Eu sempre tive a noção de ser alguém escolhido. Eu sabia que eu tinha um propósito, e que, se eu optasse por fazê-lo, eu ia fazer bem, ia ter reconhecimento e isso ia reverberar no mundo

Maxwell diz que sempre soube que viveria de arte, mas imaginava que essa virada aconteceria daqui a 10 anos. O chamado divino aconteceu quando ele circulava pela cidade como patinador profissional. "Eu era o melhor do Rio", afirma. "Tinha patrocinadores, mas não ganhava dinheiro. Era como se eu fosse o melhor jogando bola de gude", completa.

Ele estudou design na PUC-RJ (Pontifícia Universidade Católica do Rio de Janeiro) atrás de conhecimento para divulgar a carreira sobre duas rodas, até que esbarrou na arte contemporânea. Nessa transição, as rodas dos patins serviram para as primeiras manifestações abstratas. O cenário? Um hotel abandonado.

Maxwell passou a retratar as tensões e os valores dos negros, em obras talhadas sob a trilha sonora do rap. Esse atrito é evidente na série "Reprovados", na qual crianças com o uniforme da rede pública interagem com policias com armas em punho - são essas as pinturas que ilustram esta reportagem.

Eu não venho de escolas de pintura, não sou um desenhista exímio. Minha pintura é muito mais uma anotação, uma mediação de coisas que estou costurando na vida. E isso tem um valor capital não só financeiro, mas social muito forte. Abre os caminhos para eu ir costurando as coisas no mundo

Hoje, além de galerias e museus, ele também remenda vivências em jantares e festas chiques. "A galera que está envolvida na arte contemporânea é mais 'fancy' (sofisticado) ainda", observa, desde que fora para Londres.

Tímido e abstêmio, Maxwell costuma ficar de canto nos eventos, observando, como um bom "darwiniano" - é assim que ele se descreve. "A parada é muito sinistra. É um milhão de jantares. É tudo muito sobre interesse", afirma. "A arte contemporânea, dentro dessas classificações, é o que está no topo do jogo, é onde está o dinheiro, é onde está o maior prestígio, só que isso é muito seleto", completa.

Nos jantares, ele conta, é comum os negros apenas servirem. "Arte contemporânea não foi feita pra gente", diz.

Esse trabalho de observação o faz compreender a curiosidade em torno do próprio trabalho. "Se eu não tivesse pintando isso, provavelmente eu não estaria no hype", observa.

O negro hoje, pra ter um certo tipo de entrada, é mais fácil quando ele é político.

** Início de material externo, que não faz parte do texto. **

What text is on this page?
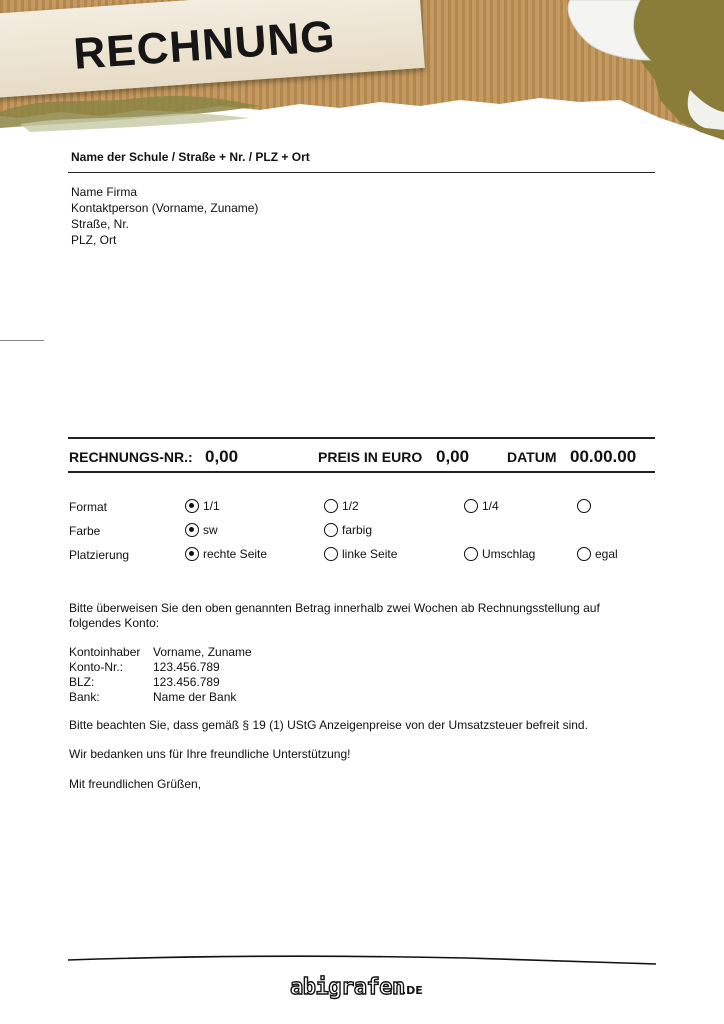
RECHNUNG
Name der Schule / Straße + Nr. / PLZ + Ort
Name Firma
Kontaktperson (Vorname, Zuname)
Straße, Nr.
PLZ, Ort
RECHNUNGS-NR.: 0,00	PREIS IN EURO 0,00	DATUM 00.00.00
Format	1/1	1/2	1/4
Farbe	sw	farbig
Platzierung	rechte Seite	linke Seite	Umschlag	egal
Bitte überweisen Sie den oben genannten Betrag innerhalb zwei Wochen ab Rechnungsstellung auf folgendes Konto:
Kontoinhaber Vorname, Zuname
Konto-Nr.: 123.456.789
BLZ:	123.456.789
Bank:	Name der Bank
Bitte beachten Sie, dass gemäß § 19 (1) UStG Anzeigenpreise von der Umsatzsteuer befreit sind.
Wir bedanken uns für Ihre freundliche Unterstützung!
Mit freundlichen Grüßen,
abigrafen
.DE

Porque o campo intelectual não é oferecido como um campo pra gente. A filosofia é pra quem está com tudo sanado, pra quem está a barriga cheia, a gente ainda tem que lutar

Agentes e galeristas querem que o foco do artista seja total: pedem para Maxwell produzir mais, dar menos entrevistas e focar sua energia no reduto da arte contemporânea. "Os caras que estão comigo hoje tem o melhor plano para um artista profissional: melhor residência, melhor coleção, melhor museu. Eu falo: 'para mim isso não serve, vocês têm que levar em consideração a minha biografia'", afirma. "Acho foda, vou usufruir disso, mas preciso transitar. De onde eu venho, não faz sentido nenhum minha arte ser produzida no ateliê e só ir pra galeria", completa.

A preocupação do artista vem desde a época da PUC. Ao se entregar com devoção à arte, ele conta que sua vivência da Rocinha foi invisibilizada. "No final, o que eu fiz foi tentar voltar pra favela. Existe uma não aceitação que não foi verbalizada, mas que é consentida", afirma. "Meu jeito de falar mudou, meu jeito de vestir mudou, não era mais meu comportamento de cria", completa.

Das muitas paradas que aconteceram nos últimos dois anos, essa ainda ressoa forte. Com as portas de um mercado nunca antes imaginado finalmente abertas, ele luta para não fechar as do seu templo na Rocinha.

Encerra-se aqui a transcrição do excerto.